For now, the city is focused on adding bike lanes to areas in need, in addition to the already 134 miles equipped with a bike lane.

The Nov. 3 bond election addresses “adding bike lanes on McDowell Road” at an estimated cost of $3.1 million. Ms. Conklu says the project will design and construct the unfinished segments of bicycle lanes on McDowell Road in order to provide continuous bike lanes from 64th Street to Pima Road.

To create these bike lanes the width of the median and travel lanes will be reduced, she said.

“This project is important because it will connect cyclists to nearby destinations like Indian Bent Wash Path, Crosscut Canal Path, Eldorado Park, Eldorado Aquatic and Fitness Center, Granite Reef Senior Center, Papago Park, connections to Desert Botanical Garden and Phoenix Zoo, seven transit routes, businesses including restaurants, stores, and major employment centers like General Dynamics and Skysong,” Ms.

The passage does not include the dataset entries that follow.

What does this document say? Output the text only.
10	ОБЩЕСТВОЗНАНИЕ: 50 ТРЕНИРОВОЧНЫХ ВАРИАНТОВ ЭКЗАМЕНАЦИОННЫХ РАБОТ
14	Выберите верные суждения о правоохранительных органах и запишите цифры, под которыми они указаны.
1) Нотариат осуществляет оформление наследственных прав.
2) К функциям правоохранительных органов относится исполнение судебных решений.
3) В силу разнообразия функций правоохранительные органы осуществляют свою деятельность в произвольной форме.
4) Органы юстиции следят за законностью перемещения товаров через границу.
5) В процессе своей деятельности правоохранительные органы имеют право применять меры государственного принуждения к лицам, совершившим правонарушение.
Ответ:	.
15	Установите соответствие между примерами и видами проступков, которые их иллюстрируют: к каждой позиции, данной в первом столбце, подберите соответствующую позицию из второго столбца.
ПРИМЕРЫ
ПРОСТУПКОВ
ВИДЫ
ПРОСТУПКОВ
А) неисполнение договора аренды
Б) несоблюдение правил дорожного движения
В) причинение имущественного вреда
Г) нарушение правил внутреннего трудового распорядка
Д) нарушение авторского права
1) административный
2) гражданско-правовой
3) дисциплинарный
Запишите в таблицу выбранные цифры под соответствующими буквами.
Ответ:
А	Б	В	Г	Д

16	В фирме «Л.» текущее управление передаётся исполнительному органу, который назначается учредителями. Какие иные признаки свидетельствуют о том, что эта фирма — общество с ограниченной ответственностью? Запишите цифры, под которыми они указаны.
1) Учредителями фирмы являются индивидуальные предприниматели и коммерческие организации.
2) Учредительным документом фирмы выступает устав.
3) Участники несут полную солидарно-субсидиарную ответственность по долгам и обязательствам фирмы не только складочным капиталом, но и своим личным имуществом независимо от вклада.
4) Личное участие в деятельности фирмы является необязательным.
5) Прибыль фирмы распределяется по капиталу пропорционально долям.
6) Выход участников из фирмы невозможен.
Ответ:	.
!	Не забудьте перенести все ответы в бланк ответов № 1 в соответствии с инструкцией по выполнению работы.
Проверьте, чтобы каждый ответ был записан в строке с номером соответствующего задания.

Conklu said.

Scottsdale includes bike lanes in all new construction of major streets, and the city has added bike lanes to streetscape projects as well.

Ms. Conklu said the city reapplied to be named a Bicycle Friendly Community and will receive the results in November. The application is judged on five categories that create a well-rounded bicycle program.

“To achieve more of this, we have been working on strategies to enhance our current bike infrastructure such as wayfinding signage for paths, self-guided interpretive bike routes that tell visitors a story of place, and the feasibility of bike share such as the GRID system underway in Phoenix, Tempe and Mesa,” said Ms. Conklu.

Sgt. Hoster says drivers can attempt to be safer by getting rid of distractions and focusing on the road. For cyclists, he said lighting in the front and back is helpful.

“Lighting, not just what’s required by law, but it just gives that much more of a chance for a vehicle to see them,” Sgt. Hoster said. “New lights are out, LED, that are super bright.”

He said new LED lights are relatively inexpensive and recommends a flashing red light in the rear and a white light in the front.